I want to be writing still; I’m sure of that. Writing important things, things that really matter. Things that will change peoples’ minds and make them listen, make them understand. I still like talking to people too. I recently joined the debate team, and I love it. Public speaking, I realized, gives me a bit of a rush actually. The other thing is that I still care about news. I flip through all of the news apps on my phone like four times a day and I’m constantly texting Mat about the debate over Syria and the elections in Australia and Kenyan leaders being tried for war crimes. I think that someday I’d like to be in a position where I could do more than just report on those things. I would like to be in a position where I could make real changes in foreign policy and diplomatic relations.

And now that I go back and read that paragraph it really just looks like I want to go into politics. Do I? I’m not sure. I wish that I had a dream…
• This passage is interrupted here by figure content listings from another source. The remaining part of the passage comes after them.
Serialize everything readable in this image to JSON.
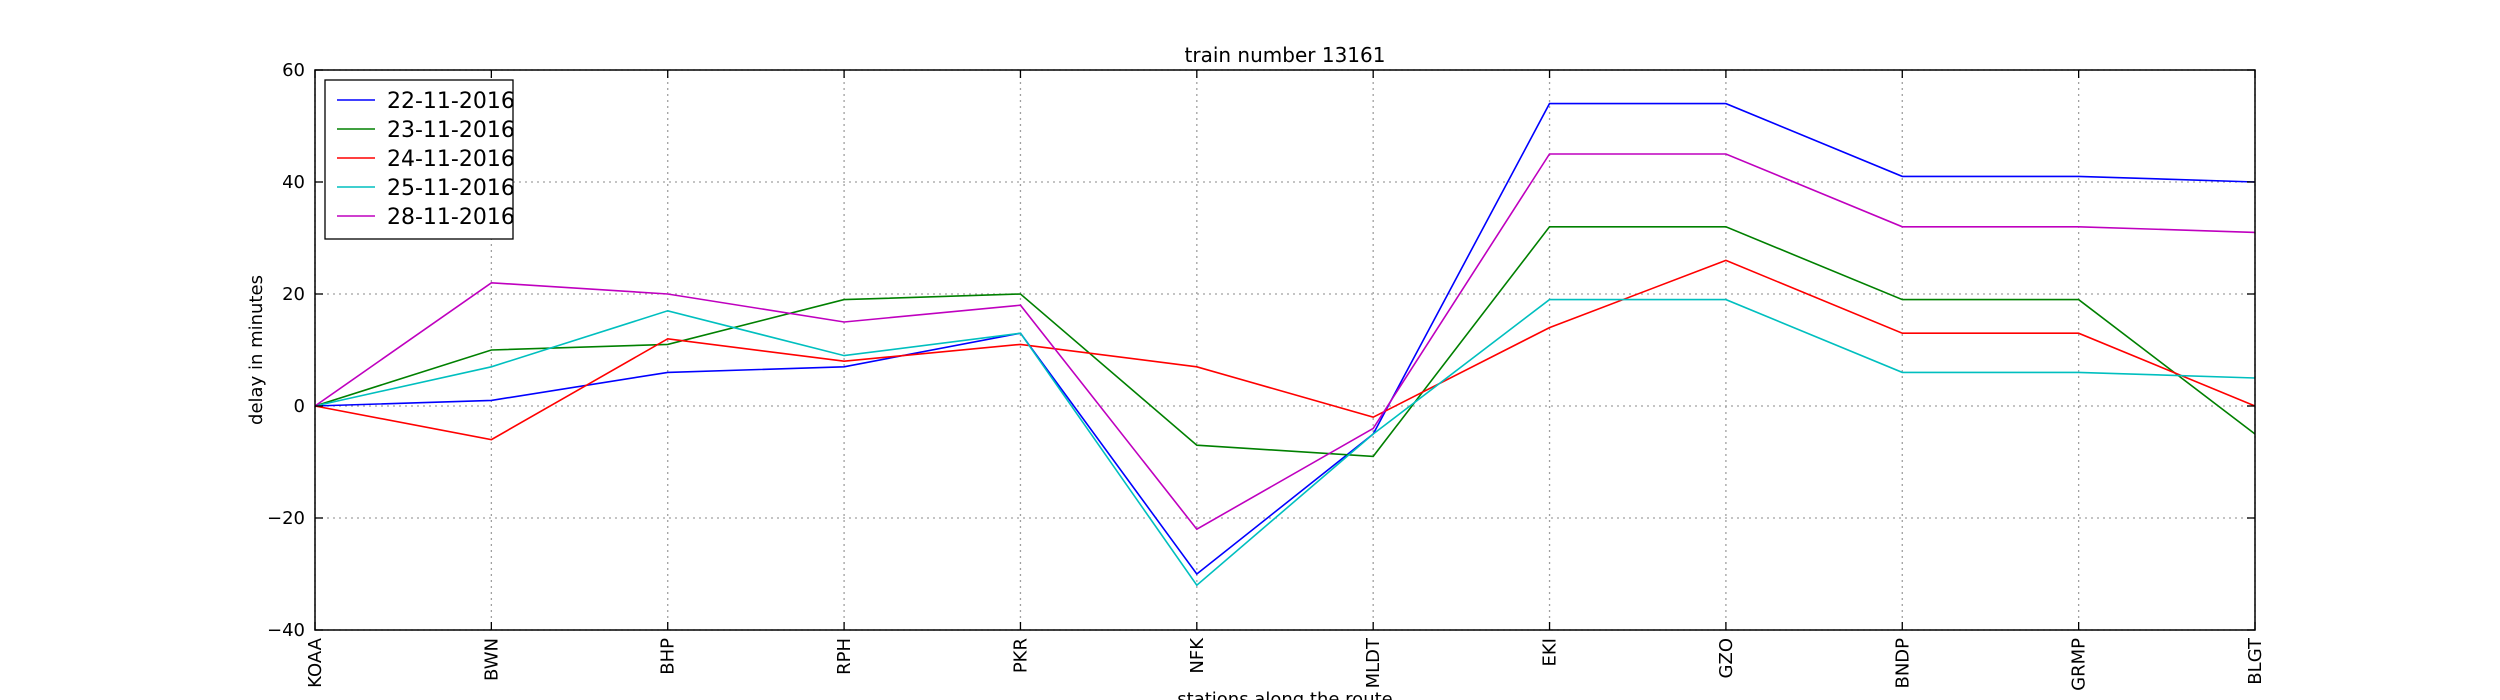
{
  "chart_data": {
    "type": "line",
    "title": "train number 13161",
    "xlabel": "stations along the route",
    "ylabel": "delay in minutes",
    "categories": [
      "KOAA",
      "BWN",
      "BHP",
      "RPH",
      "PKR",
      "NFK",
      "MLDT",
      "EKI",
      "GZO",
      "BNDP",
      "GRMP",
      "BLGT"
    ],
    "ylim": [
      -40,
      60
    ],
    "yticks": [
      -40,
      -20,
      0,
      20,
      40,
      60
    ],
    "ytick_labels": [
      "−40",
      "−20",
      "0",
      "20",
      "40",
      "60"
    ],
    "grid": true,
    "legend_position": "top-left",
    "series": [
      {
        "name": "22-11-2016",
        "color": "#0000ff",
        "values": [
          0,
          1,
          6,
          7,
          13,
          -30,
          -5,
          54,
          54,
          41,
          41,
          40
        ]
      },
      {
        "name": "23-11-2016",
        "color": "#008000",
        "values": [
          0,
          10,
          11,
          19,
          20,
          -7,
          -9,
          32,
          32,
          19,
          19,
          -5
        ]
      },
      {
        "name": "24-11-2016",
        "color": "#ff0000",
        "values": [
          0,
          -6,
          12,
          8,
          11,
          7,
          -2,
          14,
          26,
          13,
          13,
          0
        ]
      },
      {
        "name": "25-11-2016",
        "color": "#00bfbf",
        "values": [
          0,
          7,
          17,
          9,
          13,
          -32,
          -5,
          19,
          19,
          6,
          6,
          5
        ]
      },
      {
        "name": "28-11-2016",
        "color": "#bf00bf",
        "values": [
          0,
          22,
          20,
          15,
          18,
          -22,
          -4,
          45,
          45,
          32,
          32,
          31
        ]
      }
    ]
  }
}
For now, I guess I’m going to journalism class. I’m sure I’ll learn some useful stuff there, regardless on what I choose to do. I’ve got a year to figure my shit out. Hopefully that will be enough. Hopefully God really does have a plan for me.

Otherwise, I’m screwed.

 

Things I wish I had known about university

1) Nobody cares about how you look in class. If I had known this in August I would have packed a whole lot less clothing. The truth is that when you show up at a lecture, everyone has different stuff going on. Some are coming straight from the gym, others slept in because they had been up late finishing work for another class the night before, and still others are already on their third back-to-back class of the day and therefore are hauling half a library on their backs. What I’ve realized is that this isn’t our school so much as it is our home. Therefore, people dress like they would at home; they come as they are. I mean, don’t get me wrong, some people still put together outstanding outfits, but more often than not, jeans and sweatpants prevail.
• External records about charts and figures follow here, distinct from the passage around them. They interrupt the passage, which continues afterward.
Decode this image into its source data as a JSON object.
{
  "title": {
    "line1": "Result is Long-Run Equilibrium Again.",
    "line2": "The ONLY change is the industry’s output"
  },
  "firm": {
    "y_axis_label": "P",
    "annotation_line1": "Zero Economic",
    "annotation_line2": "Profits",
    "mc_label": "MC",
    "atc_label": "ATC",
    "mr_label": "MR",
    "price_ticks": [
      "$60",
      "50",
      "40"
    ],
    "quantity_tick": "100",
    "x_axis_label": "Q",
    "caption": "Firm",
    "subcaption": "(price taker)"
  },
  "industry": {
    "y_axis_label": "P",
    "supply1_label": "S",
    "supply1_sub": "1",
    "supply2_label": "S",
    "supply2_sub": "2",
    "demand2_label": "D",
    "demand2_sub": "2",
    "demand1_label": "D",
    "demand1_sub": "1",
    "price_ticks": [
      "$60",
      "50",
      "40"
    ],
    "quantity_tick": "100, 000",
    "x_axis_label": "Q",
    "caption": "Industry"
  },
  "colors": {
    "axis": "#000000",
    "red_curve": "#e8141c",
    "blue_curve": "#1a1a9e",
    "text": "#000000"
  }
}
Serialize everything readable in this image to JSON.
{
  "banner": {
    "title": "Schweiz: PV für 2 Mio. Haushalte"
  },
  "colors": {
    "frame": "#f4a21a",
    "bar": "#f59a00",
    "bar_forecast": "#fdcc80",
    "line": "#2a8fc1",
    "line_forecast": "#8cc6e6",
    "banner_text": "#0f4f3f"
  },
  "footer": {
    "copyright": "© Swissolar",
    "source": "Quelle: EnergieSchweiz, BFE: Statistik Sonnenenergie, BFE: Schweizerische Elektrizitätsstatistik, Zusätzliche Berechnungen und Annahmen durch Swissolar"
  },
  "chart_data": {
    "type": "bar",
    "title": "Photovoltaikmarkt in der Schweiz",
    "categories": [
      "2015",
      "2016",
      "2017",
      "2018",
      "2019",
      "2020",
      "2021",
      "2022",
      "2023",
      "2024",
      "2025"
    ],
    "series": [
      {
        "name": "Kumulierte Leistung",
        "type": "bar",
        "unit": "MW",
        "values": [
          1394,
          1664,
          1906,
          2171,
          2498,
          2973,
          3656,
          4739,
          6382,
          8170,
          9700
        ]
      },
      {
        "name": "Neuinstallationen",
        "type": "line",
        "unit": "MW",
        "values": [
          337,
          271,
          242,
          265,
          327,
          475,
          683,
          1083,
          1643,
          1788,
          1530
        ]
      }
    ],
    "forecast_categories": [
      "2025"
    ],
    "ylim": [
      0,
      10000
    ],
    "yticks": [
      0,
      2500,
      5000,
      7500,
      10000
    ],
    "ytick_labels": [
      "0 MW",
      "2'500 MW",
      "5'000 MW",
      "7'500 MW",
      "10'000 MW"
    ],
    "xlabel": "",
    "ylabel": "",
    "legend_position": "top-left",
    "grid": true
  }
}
2) You have a ton of free time. And okay, I get that as the semester gets harder, I will be using all of that time to study, but it’s still a complete shock to me that I get to manage so much of my own time. In high school I was pretty independent, but I still had to be present at school for six hours a day. In addition to that, there were times when I was expected to be at home with my family, and times after school when extra-curriculars took place.  It’s still strange to me that all I have to do here is show up to five classes a week, all of which are a five minute walk from my bedroom. There are extracurriculars, yes, but at the moment I’m not “committed” per se to any of them; I can choose to show up if I feel like it. For me, the luxury here isn’t so much the freedom because my parents have always let me be fairly independent. The luxury is the sheer abundance of time at my disposal. I’ve been watching a lot of movies lately because never before have I had two or three hour time blocks to sit down and watch a movie. Usually in high school I could fit in one tv show between school and clubs and soccer, and even then, only if I pvr’d it and skipped through the commercials. And okay, yeah, I’m sure I’ll have to watch a few less movies and do a lot more studying soon enough, but still, the luxury is there.
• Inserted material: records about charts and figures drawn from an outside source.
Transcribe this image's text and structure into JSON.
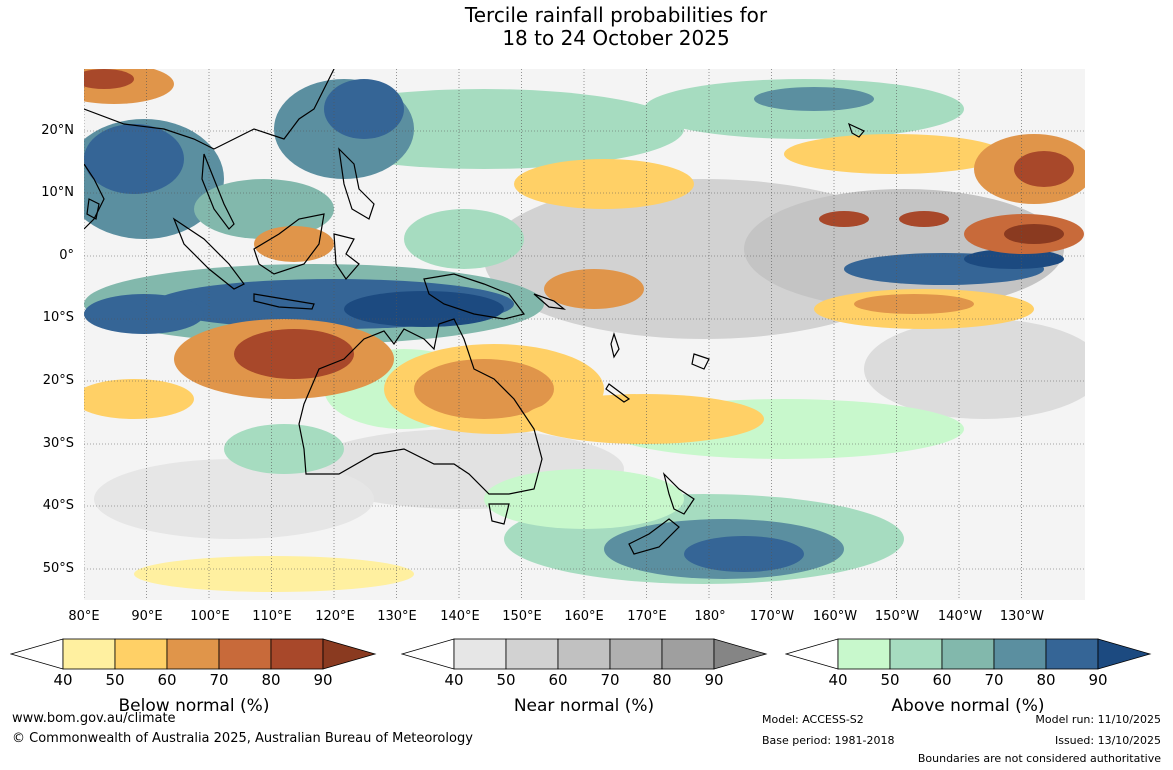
{
  "title": {
    "line1": "Tercile rainfall probabilities for",
    "line2": "18 to 24 October 2025"
  },
  "map": {
    "lat_labels": [
      "20°N",
      "10°N",
      "0°",
      "10°S",
      "20°S",
      "30°S",
      "40°S",
      "50°S"
    ],
    "lon_labels": [
      "80°E",
      "90°E",
      "100°E",
      "110°E",
      "120°E",
      "130°E",
      "140°E",
      "150°E",
      "160°E",
      "170°E",
      "180°",
      "170°W",
      "160°W",
      "150°W",
      "140°W",
      "130°W"
    ]
  },
  "legends": {
    "below": {
      "label": "Below normal (%)",
      "ticks": [
        "40",
        "50",
        "60",
        "70",
        "80",
        "90"
      ],
      "colors": [
        "#fff0a0",
        "#ffd066",
        "#e0954a",
        "#c86a3a",
        "#a8482a",
        "#8a3a20"
      ]
    },
    "near": {
      "label": "Near normal (%)",
      "ticks": [
        "40",
        "50",
        "60",
        "70",
        "80",
        "90"
      ],
      "colors": [
        "#e6e6e6",
        "#d2d2d2",
        "#c1c1c1",
        "#b0b0b0",
        "#9f9f9f",
        "#858585"
      ]
    },
    "above": {
      "label": "Above normal (%)",
      "ticks": [
        "40",
        "50",
        "60",
        "70",
        "80",
        "90"
      ],
      "colors": [
        "#c8f8cc",
        "#a6dcc0",
        "#82b8ac",
        "#5b8fa0",
        "#356596",
        "#1c4a80"
      ]
    }
  },
  "footer": {
    "website": "www.bom.gov.au/climate",
    "copyright": "© Commonwealth of Australia 2025, Australian Bureau of Meteorology",
    "model": "Model: ACCESS-S2",
    "base_period": "Base period: 1981-2018",
    "model_run": "Model run: 11/10/2025",
    "issued": "Issued: 13/10/2025",
    "disclaimer": "Boundaries are not considered authoritative"
  }
}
3) Everyone belongs here. It’s like this whole shift in attitude from high school. In high school, you found friends if you got lucky and found people who were like you. In university, people look past your weirdness, and even embrace it. I think part of it is because we’re all strangers to each other and everyone is eager to be open to one another and make friends, whatever the kind. However, I think a bigger part of it is that we’re all here because we want to, not because we’re forced to. It creates this kind of buoyant environment; it’s one full of enthusiasm and excitement instead of one of boredom and frustration. If you show that you care about something, people are attracted to that here. The result is that everyone is included because everyone cares. That is, after all, why they’re here.

This isn’t an exhaustive list, and it’s also a little premature. We’ll see how I feel about all of this in the coming weeks and months.